In the tenant experience arena, Convene, which manages spaces and hospitality services in Class A office buildings that are activated by technology, has technology that uses mobile devices and real time data to connect people to physical spaces. The Convene-Azure IoT partnership will help tenants in Convene-enabled buildings to streamline their workday with technology and landlord will be able to receive data insights that will allow them to better manage their buildings.
“Convene is a good example of how to treat the office environment like a five-star hotel experience,” Van Hoof told Connected. “That obviously gets you into that tailoring to the tenant experience–how do you make the environment better for people, how do you improve communication and collaboration patterns and the productivity of people in general?
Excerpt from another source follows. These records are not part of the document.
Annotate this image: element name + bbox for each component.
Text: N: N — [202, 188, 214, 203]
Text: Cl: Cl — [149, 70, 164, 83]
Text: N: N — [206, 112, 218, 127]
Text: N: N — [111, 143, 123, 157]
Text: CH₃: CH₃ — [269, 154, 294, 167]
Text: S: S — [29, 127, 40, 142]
Convene does a great job of all the way from the top-notch barista experience to bringing in technology and making it easier to find unoccupied meeting rooms.”
Meanwhile in facilities management, CBRE launched CBRE 360, a customizable, connected workplace solution that gives property investors and occupants a single, seamless access point to building amenities and services. Now that Azure IoT’s capabilities are powering it, the CBRE 360 mobile app will let users navigate the workplace, set up meetings, access food and beverage services, reserve workplaces and more.
Azure IoT also plans to be a factor in the construction, building infrastructure, IoT solution provider and hardware manufacturing industries, too.
Microsoft is also working to ensure Azure IoT users’ data stays secure, wherever it may live, from the cloud to the edge. In May, the company announced the preview of the Microsoft Azure Sphere, which creates highly secured, Internet-connected micro-controller devices.
As IoT continues to transform one industry after another and drive large growth in the adoption of connected and intelligent devices, it’s critical to be able to model both the digital and physical worlds.
“(IoT) will impact how building owners, operators, occupants and visitors interact with office, education, retail hospital, hospitality, stadium, campus and ultimately city environments,” Van Hoof wrote. “Cities won’t truly get smart until cross domain solutions are connected together and data is shared. Azure IoT is bringing in the spatial intelligence that will help unlock the value at broader scale, empowering spaces to be more efficient, sustainable, enjoyable and inclusive.”